Keeping events free, Reese says, maintains a goal from the earliest events — making these art forms accessible to the whole community. “At the beginning, we didn’t even think about charging. It wasn’t intended to be that event,” he says. “As it grew, it became obvious that this was attracting people from all walks of life. The audience, in a way, is as important as what was happening onstage.”

Jazz Poetry Month comes to Alphabet City on the North Side
Tim Berne

Two of the more anticipated performances of Jazz Poetry are schedule for Sat., Sept. 30, and Sun., Oct. 1, as alto saxophonist Tim Berne returns to Pittsburgh for the first time in nearly 20 years. Saturday’s performance features a trio, with pianist Matt Mitchell and drummer Kate Gentile. Berne and Mitchell will play solo sets and collaborate with poets Natalie Diaz and Lynn Emanuel.

After studying with the late World Saxophone Quartet founder Julius Hemphill, Berne emerged on the New York scene, playing a unique style of jazz marked by angular phrases, jagged rhythms and unique instrumentation. He notates the music for his band, but “ultimately it’s more about phrasing anyway,” he says. The musicians “have to be able to hear how I phrase them [more] than the accents. The way things land kind of determines, rhythmically, what it sounds like, more so than the bar [lines] and the metric stuff.”

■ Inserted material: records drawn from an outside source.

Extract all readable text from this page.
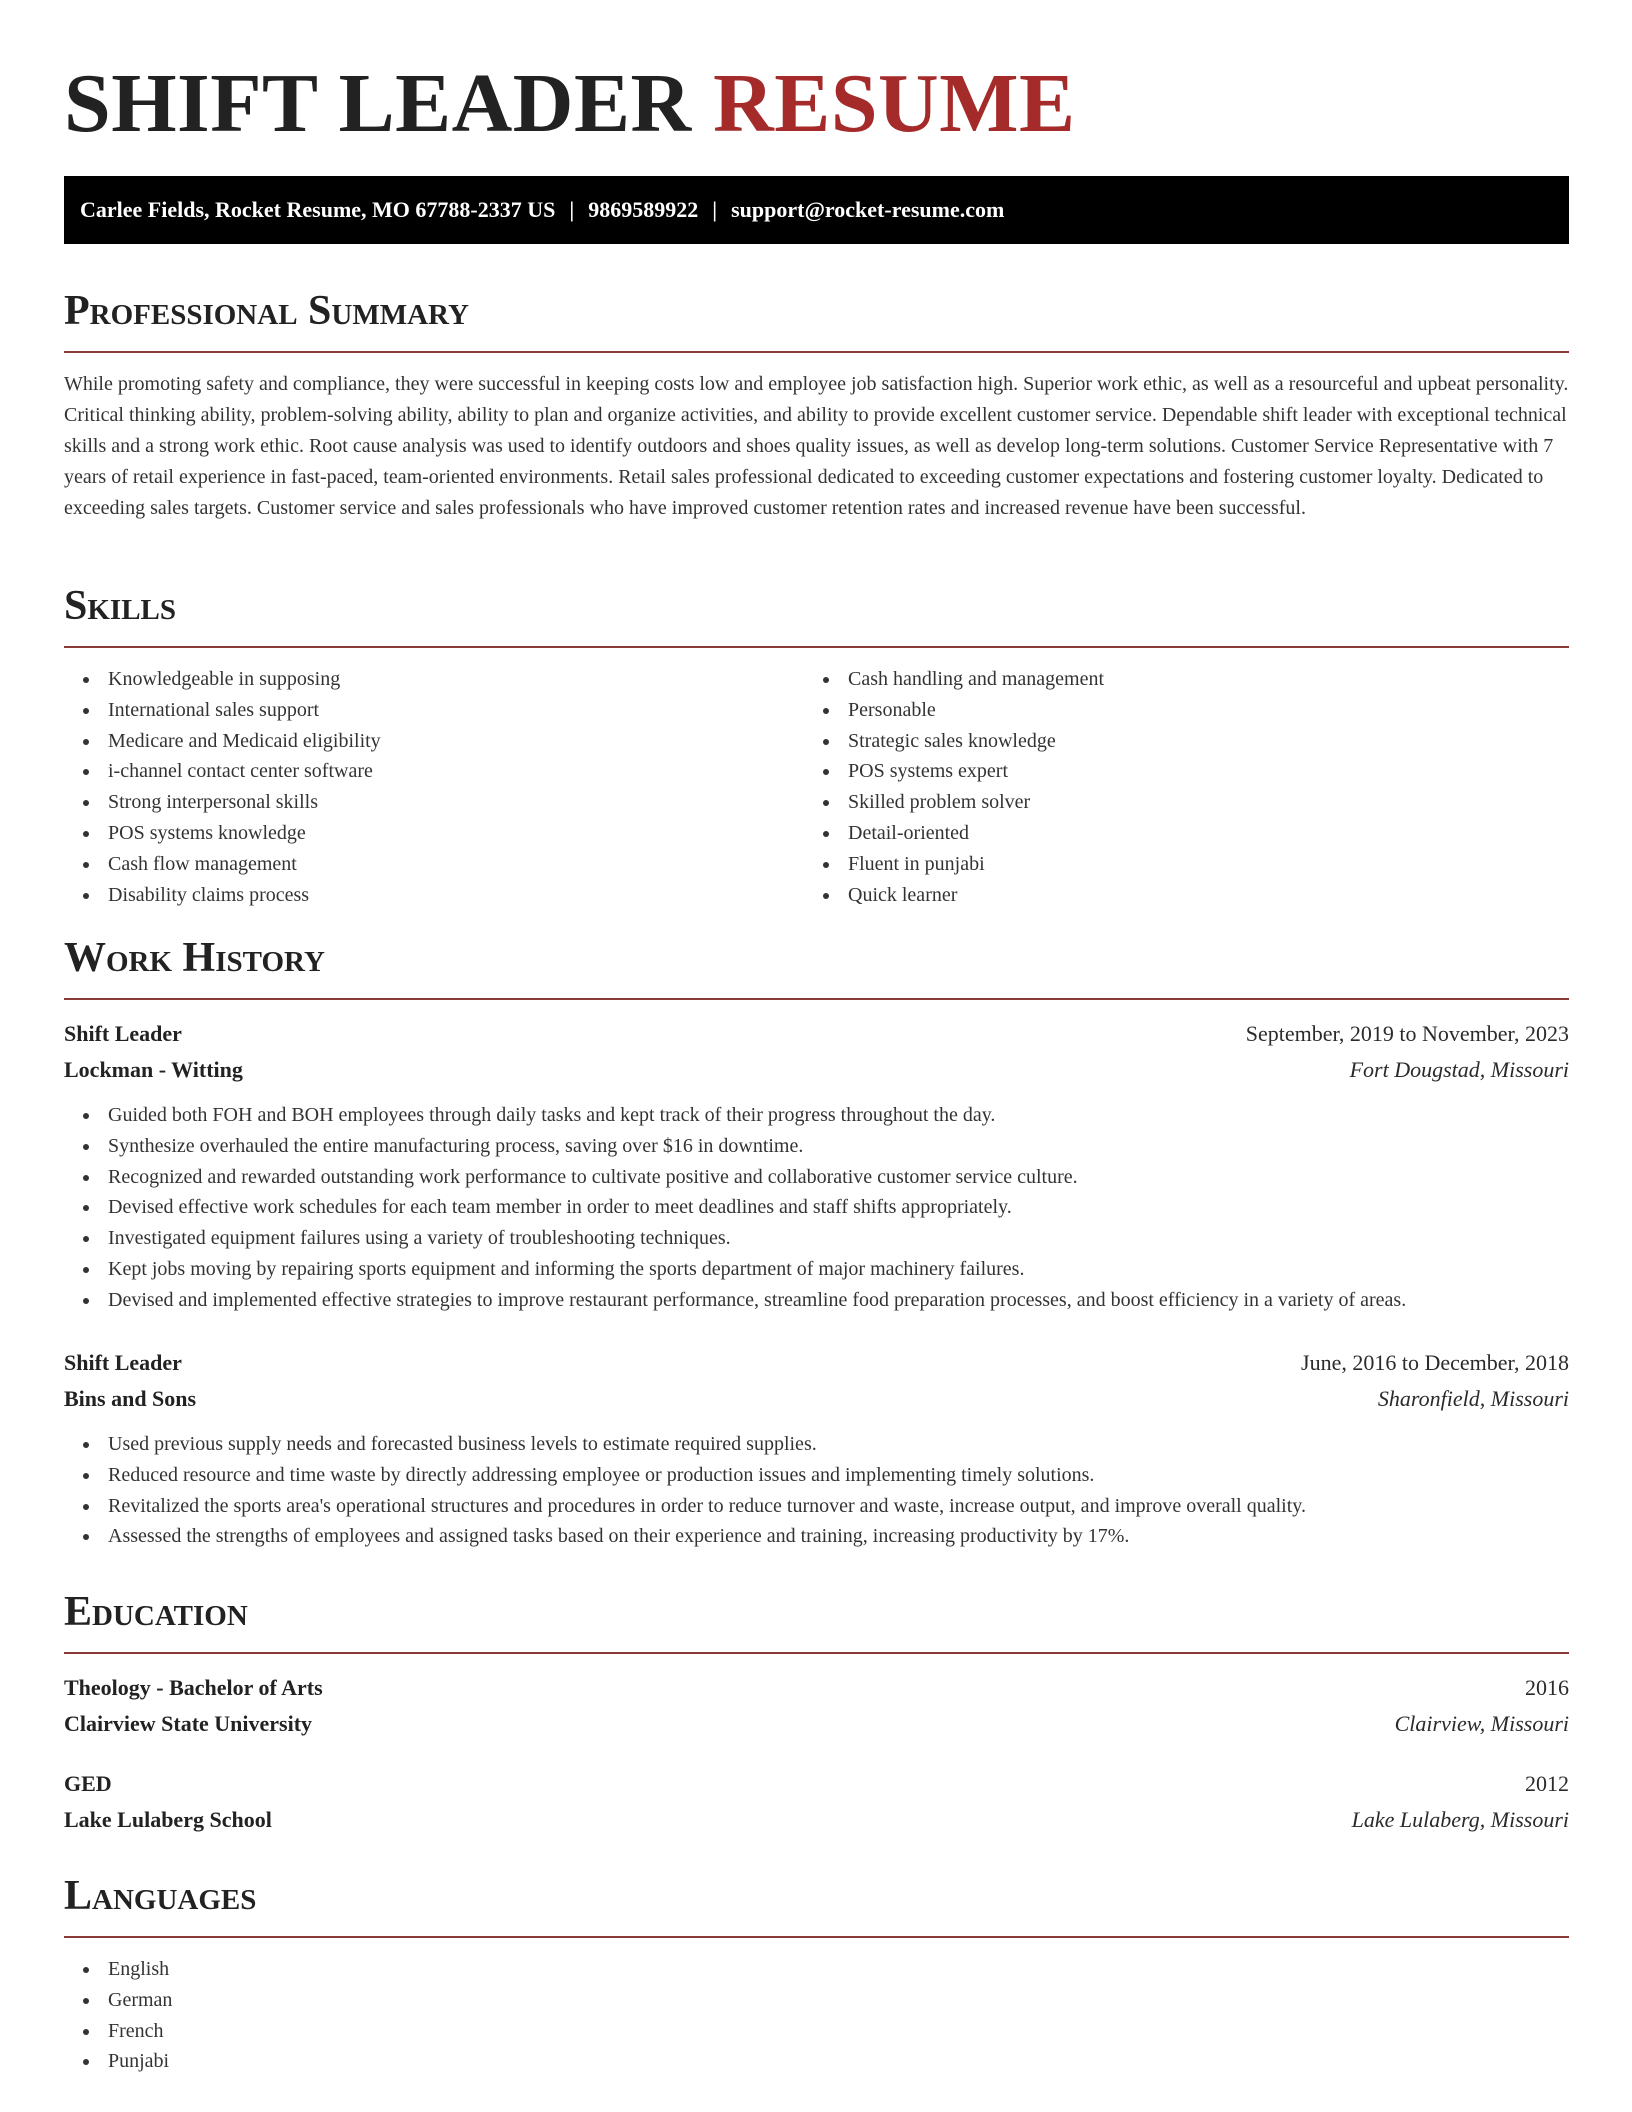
SHIFT LEADER RESUME
Carlee Fields, Rocket Resume, MO 67788-2337 US | 9869589922 | support@rocket-resume.com
Professional Summary

While promoting safety and compliance, they were successful in keeping costs low and employee job satisfaction high. Superior work ethic, as well as a resourceful and upbeat personality. Critical thinking ability, problem-solving ability, ability to plan and organize activities, and ability to provide excellent customer service. Dependable shift leader with exceptional technical skills and a strong work ethic. Root cause analysis was used to identify outdoors and shoes quality issues, as well as develop long-term solutions. Customer Service Representative with 7 years of retail experience in fast-paced, team-oriented environments. Retail sales professional dedicated to exceeding customer expectations and fostering customer loyalty. Dedicated to exceeding sales targets. Customer service and sales professionals who have improved customer retention rates and increased revenue have been successful.

Skills
Knowledgeable in supposing
International sales support
Medicare and Medicaid eligibility
i-channel contact center software
Strong interpersonal skills
POS systems knowledge
Cash flow management
Disability claims process
Cash handling and management
Personable
Strategic sales knowledge
POS systems expert
Skilled problem solver
Detail-oriented
Fluent in punjabi
Quick learner
Work History
Shift Leader	September, 2019 to November, 2023
Lockman - Witting	Fort Dougstad, Missouri
Guided both FOH and BOH employees through daily tasks and kept track of their progress throughout the day.
Synthesize overhauled the entire manufacturing process, saving over $16 in downtime.
Recognized and rewarded outstanding work performance to cultivate positive and collaborative customer service culture.
Devised effective work schedules for each team member in order to meet deadlines and staff shifts appropriately.
Investigated equipment failures using a variety of troubleshooting techniques.
Kept jobs moving by repairing sports equipment and informing the sports department of major machinery failures.
Devised and implemented effective strategies to improve restaurant performance, streamline food preparation processes, and boost efficiency in a variety of areas.
Shift Leader	June, 2016 to December, 2018
Bins and Sons	Sharonfield, Missouri
Used previous supply needs and forecasted business levels to estimate required supplies.
Reduced resource and time waste by directly addressing employee or production issues and implementing timely solutions.
Revitalized the sports area's operational structures and procedures in order to reduce turnover and waste, increase output, and improve overall quality.
Assessed the strengths of employees and assigned tasks based on their experience and training, increasing productivity by 17%.
Education
Theology - Bachelor of Arts	2016
Clairview State University	Clairview, Missouri
GED	2012
Lake Lulaberg School	Lake Lulaberg, Missouri
Languages
English
German
French
Punjabi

Through releases on major labels and his own long-standing imprint Screwgun, he has created a style where soloists might be left to their own devices, while the rest of the band slowly changes the scene behind them, eventually easing into a new theme.

Berne’s regular quartet Snake Oil has released four albums on ECM, the prestigious jazz imprint founded in Germany in the 1970s. The instrumentation features Berne, Mitchell, a clarinetist and a drummer, who also incorporates vibes and timpani. “I’m not really into having a rhythm-section situation where the bass player and the drummer kind of hook it up and the other guys solo. I like it when the whole thing is kind of a mess,” Berne says.